In the fall of
2008, newspapers, talk shows and blogs exploded with news that the Rev.
Jeremiah Wright, the African American minister from Chicago's Trinity Church,
had denounced the United States with inflammatory language: "God damn
America!" Wright's most famous parishioner was the leading Democratic
contender for the presidential nomination, Barack Obama. Trinity was Obama's
spiritual home -- the place where he had found religion, where he was married,
and where his daughters had been baptized. Rev. Wright, a former Marine with a
Ph.D., had served as his spiritual mentor.
While many white
voters seemed surprised, puzzled and shocked by Wright's angry rhetoric,
African Americans were less so. Obama seized the moment to deliver a profound
meditation on race in America, a speech titled "A More
Perfect Union." Tracing the deep historical roots of racial inequality
and injustice, Obama put Wright's anger into historical context. In very
personal terms, he also described his experience at Trinity:
Like other black churches, Trinity's services are full of
raucous laughter and sometimes bawdy humor. They are full of dancing, clapping,
screaming and shouting that may seem jarring to the untrained ear. The church
contains in full the kindness and cruelty, the fierce intelligence and the
shocking ignorance, the struggles and successes, the love and yes, the
bitterness and bias that make up the black experience in America.
Eventually Obama
broke with Wright and left Trinity, but his speech illuminated the role of the
black church in the African American experience. Standing apart from the
dominant white society, yet engaged in a continuing dialogue with it, the
church evolved with countless acts of faith and resistance, piety and protest.
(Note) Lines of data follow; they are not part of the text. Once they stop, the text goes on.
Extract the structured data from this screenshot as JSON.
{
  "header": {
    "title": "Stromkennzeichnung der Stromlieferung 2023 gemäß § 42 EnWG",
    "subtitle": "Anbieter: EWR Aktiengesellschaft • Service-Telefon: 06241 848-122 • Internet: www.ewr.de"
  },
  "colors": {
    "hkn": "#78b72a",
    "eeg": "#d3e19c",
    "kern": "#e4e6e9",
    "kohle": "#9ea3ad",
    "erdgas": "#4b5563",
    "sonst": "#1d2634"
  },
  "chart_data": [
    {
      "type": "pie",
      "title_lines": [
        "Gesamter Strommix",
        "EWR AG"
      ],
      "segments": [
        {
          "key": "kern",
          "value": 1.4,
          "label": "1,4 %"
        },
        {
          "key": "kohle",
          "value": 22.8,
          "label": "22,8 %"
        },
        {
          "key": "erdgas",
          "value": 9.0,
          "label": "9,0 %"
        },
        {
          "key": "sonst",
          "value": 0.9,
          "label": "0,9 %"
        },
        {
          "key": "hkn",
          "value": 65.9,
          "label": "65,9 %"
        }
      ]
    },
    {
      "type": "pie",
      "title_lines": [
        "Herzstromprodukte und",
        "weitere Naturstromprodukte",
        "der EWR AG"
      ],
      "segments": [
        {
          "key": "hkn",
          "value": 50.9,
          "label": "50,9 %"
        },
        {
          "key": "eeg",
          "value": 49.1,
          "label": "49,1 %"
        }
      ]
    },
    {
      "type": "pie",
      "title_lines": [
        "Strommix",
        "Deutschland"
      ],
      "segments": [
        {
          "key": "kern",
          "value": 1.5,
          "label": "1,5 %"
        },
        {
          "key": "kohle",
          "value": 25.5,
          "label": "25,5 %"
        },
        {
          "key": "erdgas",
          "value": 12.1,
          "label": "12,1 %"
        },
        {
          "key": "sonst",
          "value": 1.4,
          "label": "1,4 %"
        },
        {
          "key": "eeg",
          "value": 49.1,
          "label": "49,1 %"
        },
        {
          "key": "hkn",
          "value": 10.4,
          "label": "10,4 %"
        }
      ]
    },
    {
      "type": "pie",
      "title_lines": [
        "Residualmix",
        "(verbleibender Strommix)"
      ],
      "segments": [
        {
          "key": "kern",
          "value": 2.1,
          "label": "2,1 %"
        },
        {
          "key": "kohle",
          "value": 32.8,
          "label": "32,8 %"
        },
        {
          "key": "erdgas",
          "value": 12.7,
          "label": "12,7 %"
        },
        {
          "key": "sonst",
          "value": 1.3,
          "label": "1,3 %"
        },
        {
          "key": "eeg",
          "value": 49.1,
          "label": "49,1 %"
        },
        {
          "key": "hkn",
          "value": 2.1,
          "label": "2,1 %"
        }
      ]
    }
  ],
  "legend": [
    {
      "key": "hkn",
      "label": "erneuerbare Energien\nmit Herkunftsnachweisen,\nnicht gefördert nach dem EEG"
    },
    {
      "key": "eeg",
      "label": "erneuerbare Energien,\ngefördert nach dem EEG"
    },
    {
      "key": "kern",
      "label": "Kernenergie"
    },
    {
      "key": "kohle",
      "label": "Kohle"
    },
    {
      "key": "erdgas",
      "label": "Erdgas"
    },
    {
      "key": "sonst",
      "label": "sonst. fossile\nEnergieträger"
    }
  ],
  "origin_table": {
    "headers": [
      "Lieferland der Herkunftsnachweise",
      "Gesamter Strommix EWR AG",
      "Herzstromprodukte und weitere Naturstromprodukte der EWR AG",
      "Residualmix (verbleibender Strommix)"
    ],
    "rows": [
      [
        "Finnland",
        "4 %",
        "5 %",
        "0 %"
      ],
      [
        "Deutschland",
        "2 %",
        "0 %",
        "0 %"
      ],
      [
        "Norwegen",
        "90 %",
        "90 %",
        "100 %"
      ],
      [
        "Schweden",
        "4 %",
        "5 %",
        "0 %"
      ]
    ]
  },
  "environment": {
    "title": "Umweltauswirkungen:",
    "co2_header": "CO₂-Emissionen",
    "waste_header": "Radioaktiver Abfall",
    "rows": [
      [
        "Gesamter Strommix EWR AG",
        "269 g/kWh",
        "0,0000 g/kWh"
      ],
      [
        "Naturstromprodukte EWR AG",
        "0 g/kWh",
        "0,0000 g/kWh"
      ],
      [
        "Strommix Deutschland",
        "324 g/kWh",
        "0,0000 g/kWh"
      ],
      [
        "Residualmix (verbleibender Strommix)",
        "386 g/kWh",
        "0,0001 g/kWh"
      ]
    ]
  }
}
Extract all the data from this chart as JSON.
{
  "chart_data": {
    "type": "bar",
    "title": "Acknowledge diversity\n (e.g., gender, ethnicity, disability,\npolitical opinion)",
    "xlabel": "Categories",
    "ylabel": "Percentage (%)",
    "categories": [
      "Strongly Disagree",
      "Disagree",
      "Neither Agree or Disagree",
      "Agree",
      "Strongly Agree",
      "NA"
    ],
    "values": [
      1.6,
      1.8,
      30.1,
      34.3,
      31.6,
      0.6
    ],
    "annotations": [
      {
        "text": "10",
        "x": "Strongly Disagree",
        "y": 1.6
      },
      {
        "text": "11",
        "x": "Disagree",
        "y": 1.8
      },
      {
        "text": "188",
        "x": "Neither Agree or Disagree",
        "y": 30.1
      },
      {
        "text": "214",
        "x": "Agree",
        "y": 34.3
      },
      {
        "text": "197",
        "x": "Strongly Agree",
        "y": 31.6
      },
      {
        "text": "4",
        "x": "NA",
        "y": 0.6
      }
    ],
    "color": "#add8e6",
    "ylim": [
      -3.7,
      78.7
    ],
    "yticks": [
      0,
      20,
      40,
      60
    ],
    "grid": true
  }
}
As historian Anthea Butler has observed, the church has been profoundly shaped
by regional differences, North and South, East and West, yet in both the
private and public spheres, the church was, and remains, sustained and animated
by idea of freedom.
The term
"the black church" evolved from the phrase "the Negro
church," the title of a pioneering sociological study of African American
Protestant churches at the turn of the century by W.E.B. Du Bois.
In its origins, the phrase was largely an academic category. Many African
Americans did not think of themselves as belonging to "the Negro
church," but rather described themselves according to denominational
affiliations such as Methodist, Baptist, Presbyterian, and even
"Saint" of the Sanctified tradition. African American Christians were
never monolithic; they have always been diverse and their churches highly
decentralized.
Today "the
black church" is widely understood to include the following seven major
black Protestant denominations: the National Baptist Convention, the National
Baptist Convention of America, the Progressive National Convention, the African
Methodist Episcopal Church, the African Methodist Episcopal Zion Church, the
Christian Methodist Episcopal Church and the Church of God in Christ.